The market’s enthusiasm for massive growth immediately following last year’s US presidential election waned significantly after healthcare initiatives failed to materialize, infrastructure spending stalled and geopolitical tensions flared. While we were skeptical of too much optimism at the start of the year, we now think pessimism may be too strong as fundamentals slowly and steadily improve.
Global growth continues to increase from the low levels seen in 2015 and 2016. While stubbornly low inflation does persist, deflation fears have abated as inflation is beginning to show signs of life from what we believe is the long, slow bottoming process. The monetary policy accommodation from central bankers around the world is helping to underpin low policy rates as they continue to take a measured and well-communicated approach to rate normalization, even as they begin to decrease accommodation.

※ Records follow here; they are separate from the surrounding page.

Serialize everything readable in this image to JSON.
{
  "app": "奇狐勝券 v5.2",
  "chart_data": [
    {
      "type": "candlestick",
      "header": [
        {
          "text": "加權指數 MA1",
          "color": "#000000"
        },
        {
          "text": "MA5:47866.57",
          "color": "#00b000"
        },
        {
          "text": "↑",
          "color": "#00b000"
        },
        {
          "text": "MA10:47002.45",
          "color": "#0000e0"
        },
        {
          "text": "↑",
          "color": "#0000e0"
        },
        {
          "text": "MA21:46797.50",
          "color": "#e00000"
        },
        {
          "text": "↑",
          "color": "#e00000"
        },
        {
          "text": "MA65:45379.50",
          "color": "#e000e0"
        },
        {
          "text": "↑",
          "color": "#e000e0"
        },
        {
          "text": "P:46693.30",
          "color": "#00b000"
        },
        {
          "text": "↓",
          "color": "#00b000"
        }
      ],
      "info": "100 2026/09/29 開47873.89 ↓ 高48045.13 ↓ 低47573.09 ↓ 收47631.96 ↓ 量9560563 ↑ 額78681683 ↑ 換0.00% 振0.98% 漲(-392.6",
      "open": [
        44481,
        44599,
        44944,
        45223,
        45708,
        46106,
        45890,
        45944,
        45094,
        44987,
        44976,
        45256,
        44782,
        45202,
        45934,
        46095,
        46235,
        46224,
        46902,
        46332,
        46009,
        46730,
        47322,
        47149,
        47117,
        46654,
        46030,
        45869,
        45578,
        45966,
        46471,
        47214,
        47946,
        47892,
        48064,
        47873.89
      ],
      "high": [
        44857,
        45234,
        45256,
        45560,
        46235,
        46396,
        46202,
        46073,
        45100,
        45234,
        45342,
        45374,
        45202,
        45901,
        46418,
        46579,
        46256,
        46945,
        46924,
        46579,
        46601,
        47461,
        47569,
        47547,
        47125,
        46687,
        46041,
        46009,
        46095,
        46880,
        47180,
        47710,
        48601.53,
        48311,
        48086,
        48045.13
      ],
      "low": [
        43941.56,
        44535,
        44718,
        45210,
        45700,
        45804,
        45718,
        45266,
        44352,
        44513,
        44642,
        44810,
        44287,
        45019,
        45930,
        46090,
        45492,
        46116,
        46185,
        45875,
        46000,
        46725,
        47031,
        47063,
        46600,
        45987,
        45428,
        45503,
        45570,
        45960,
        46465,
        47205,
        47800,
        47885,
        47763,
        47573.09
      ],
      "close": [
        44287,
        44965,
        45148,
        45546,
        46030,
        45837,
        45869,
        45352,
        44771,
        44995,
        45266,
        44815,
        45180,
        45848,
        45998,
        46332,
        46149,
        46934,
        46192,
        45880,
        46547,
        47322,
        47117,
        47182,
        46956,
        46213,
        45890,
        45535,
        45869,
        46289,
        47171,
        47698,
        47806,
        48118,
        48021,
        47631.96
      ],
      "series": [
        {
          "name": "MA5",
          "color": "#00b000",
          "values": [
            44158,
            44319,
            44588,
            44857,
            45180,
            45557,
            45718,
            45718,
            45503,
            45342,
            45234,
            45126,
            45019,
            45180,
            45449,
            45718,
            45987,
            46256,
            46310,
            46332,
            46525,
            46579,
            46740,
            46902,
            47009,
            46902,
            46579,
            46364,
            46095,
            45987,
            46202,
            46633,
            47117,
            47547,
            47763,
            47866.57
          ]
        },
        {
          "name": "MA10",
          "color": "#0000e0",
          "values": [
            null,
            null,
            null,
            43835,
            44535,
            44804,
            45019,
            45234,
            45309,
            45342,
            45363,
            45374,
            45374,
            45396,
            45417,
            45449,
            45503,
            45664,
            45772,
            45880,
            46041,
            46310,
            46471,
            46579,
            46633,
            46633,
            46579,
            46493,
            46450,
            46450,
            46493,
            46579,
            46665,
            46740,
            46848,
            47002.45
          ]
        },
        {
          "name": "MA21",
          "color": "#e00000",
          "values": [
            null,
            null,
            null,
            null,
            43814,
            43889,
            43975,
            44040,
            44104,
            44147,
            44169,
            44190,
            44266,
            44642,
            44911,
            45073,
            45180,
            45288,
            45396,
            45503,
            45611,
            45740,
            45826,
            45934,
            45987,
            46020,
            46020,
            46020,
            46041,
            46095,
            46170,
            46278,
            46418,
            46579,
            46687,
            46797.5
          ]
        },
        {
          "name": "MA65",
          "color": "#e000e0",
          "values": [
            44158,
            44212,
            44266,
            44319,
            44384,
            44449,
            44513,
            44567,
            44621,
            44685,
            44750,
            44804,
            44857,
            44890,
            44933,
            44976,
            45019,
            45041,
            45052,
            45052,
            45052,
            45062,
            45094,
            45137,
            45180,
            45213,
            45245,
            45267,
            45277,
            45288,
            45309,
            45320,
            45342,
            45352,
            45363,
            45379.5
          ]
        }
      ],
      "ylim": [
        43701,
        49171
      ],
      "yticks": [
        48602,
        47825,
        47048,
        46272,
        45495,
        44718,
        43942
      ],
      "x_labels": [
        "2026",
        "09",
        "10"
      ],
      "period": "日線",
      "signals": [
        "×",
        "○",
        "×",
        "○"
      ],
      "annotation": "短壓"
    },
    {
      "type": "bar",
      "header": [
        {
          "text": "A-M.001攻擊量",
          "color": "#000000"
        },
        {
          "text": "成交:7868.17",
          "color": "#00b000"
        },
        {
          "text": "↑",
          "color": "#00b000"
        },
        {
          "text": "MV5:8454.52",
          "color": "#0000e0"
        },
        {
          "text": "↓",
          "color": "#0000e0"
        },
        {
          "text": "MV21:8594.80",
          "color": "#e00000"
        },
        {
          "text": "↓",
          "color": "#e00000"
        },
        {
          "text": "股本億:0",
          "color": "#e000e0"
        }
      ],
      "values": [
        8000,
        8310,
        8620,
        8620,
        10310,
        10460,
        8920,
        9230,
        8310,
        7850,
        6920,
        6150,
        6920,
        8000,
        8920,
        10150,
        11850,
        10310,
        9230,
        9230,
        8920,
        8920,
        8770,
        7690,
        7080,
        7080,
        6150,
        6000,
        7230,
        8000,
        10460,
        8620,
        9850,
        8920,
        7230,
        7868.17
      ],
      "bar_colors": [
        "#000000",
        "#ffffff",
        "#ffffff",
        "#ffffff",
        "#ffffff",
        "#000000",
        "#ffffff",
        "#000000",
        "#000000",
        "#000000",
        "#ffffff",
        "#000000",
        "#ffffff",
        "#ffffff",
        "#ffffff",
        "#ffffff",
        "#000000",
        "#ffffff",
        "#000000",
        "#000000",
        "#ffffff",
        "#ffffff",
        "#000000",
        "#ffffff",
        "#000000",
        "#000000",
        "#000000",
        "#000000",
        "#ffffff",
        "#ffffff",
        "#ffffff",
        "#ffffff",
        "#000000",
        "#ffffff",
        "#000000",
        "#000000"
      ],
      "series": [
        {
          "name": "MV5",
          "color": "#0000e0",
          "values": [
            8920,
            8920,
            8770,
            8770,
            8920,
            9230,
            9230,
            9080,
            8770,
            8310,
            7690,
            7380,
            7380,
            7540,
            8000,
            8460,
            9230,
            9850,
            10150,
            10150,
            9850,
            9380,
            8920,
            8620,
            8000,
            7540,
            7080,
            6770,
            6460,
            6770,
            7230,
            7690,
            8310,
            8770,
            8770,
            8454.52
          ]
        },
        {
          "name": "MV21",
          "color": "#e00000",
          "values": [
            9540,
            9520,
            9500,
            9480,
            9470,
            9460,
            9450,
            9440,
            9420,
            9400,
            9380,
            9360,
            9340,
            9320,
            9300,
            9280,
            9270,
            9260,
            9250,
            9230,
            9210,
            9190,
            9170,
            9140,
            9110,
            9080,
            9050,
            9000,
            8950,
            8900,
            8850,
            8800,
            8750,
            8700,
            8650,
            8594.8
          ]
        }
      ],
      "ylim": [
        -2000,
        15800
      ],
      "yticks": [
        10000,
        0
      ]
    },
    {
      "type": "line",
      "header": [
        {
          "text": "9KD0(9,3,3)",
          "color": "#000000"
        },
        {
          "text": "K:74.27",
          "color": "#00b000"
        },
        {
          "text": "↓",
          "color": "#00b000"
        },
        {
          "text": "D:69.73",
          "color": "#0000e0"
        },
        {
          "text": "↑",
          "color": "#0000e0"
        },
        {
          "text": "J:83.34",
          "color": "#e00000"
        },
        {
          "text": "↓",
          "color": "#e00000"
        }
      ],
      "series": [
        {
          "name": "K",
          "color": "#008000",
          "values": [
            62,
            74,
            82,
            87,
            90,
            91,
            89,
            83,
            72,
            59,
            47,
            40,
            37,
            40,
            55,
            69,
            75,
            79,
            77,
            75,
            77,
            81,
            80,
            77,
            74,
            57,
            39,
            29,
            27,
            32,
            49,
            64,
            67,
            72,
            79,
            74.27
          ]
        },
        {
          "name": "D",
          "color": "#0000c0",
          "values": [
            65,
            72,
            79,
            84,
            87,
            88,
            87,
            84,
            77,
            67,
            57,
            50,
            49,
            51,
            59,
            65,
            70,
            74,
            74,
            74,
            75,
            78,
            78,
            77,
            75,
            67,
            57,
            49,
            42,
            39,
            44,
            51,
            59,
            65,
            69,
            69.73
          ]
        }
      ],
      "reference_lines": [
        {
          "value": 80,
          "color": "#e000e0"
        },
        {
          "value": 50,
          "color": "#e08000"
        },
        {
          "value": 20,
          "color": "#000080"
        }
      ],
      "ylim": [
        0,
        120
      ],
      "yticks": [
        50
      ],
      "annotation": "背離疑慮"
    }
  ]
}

Looking ahead, we see US growth in the 2% range for the rest of the year, and perhaps slightly higher into 2018. Global growth is also picking up, but we believe it will continue to be moderate. Our top investment theme remains that spread sectors should outperform Treasuries and sovereign bonds, and we continue to favor emerging markets as the best opportunity for superior performance going forward.
- Most spread sectors performed very well over the quarter with emerging markets (EMs) continuing to lead the way and offering the best opportunities.
- In both investment-grade and high-yield, spread compression is behind us, so our focus is on name selection, even more than on industry selection.
US Economic Outlook
- We continue to believe in moderate US growth, looking for 2% the rest of this year and perhaps slightly higher into next year with the potential for a boost from fiscal policy.
- The US inflation backdrop is very subdued and continues to puzzle the Federal Reserve (Fed), with Fed Chair Janet Yellen earlier claiming it is “transitory” and more recently calling it “temporary”; she nevertheless seems resolved to move ahead with the balance sheet unwind and another rate hike this December.
- Headwinds facing US growth include underemployment, political gridlock—as evidenced by the failed healthcare bills, delayed infrastructure spending and non-specific plans for tax reform—but a significant tailwind has been successful, pro-growth deregulation. Regarding tax reform, we think tax cuts are more likely than systemic changes, and implementation is probable.
- With a new Fed Chair expected in February 2018, we’ve been consistent in our belief that President Trump will nominate a dovish Republican and our pick from August, Jerome Powell, is still in the running.
Global Economic Outlook
- Global growth was positive but declining from 2013 to 2016, while it has started to go back up modestly this year. We think growth will be very slow and restrained due to global headwinds.
- The greatest headwind to global growth is debt, which is now higher than it was at the end of the Great Financial Crisis.
- The low-inflation, low-growth backdrop means that central bank policy will generally continue to be very accommodative —underpinning low rates—especially by the European Central Bank and Bank of Japan (BoJ).
- Europe: A temporary inflation pop after Brexit has been replaced by softness. The Bank of England has signalled its intent to get on a path of tightening, but given the softness, we are skeptical of meaningful tightening.
- Japan: Accommodation by the BoJ has been extraordinary but Japan’s inflation rate is barely above zero and continues to be very stubborn and slow to move.
- China: With the help of considerable stimulus, growth has improved and stayed strong. China’s currency is ceasing to deteriorate, and now beginning to improve.
Chart: Finding value in Emerging Markets: Effective Exchange rate by country
Chart shows EM valuations as a percetentage of their full value (100), according to the Bank of International Settlements.
Source: Bloomberg and Bank of International Settlements as of 4 October 2017. Past performance is no guarantee of future results. Please find definitions in the disclaimer.
- Most spread sectors performed well over the quarter, with EM once again leading the way.
- Investment-grade: We are focusing on industries that are deleveraging, with a keen eye on avoiding the underperformers; this is truly a stock-picker’s market.
- High-yield: Spreads have narrowed as defaults have declined, with ex-commodity defaults very low.
- Agency mortgages: The fundamentals for real estate and consumers are constructive and we believe these sectors continue to look attractive on a risk-adjusted basis.
- EM: Valuations look attractive both on a historical basis and relative to developed markets, particularly given a better global recovery, lower risks in China and commodity stabilization.
We think the Republican Party needs to get some things done before the 2018 elections or it risks a big backlash at the polls. Tax cuts look promising. Given the multiple factions within the party, however, approving them will not likely be easily accomplished.
If we’re wrong and global growth and inflation pick up rapidly, then we would have to expect central banks to tighten meaningfully.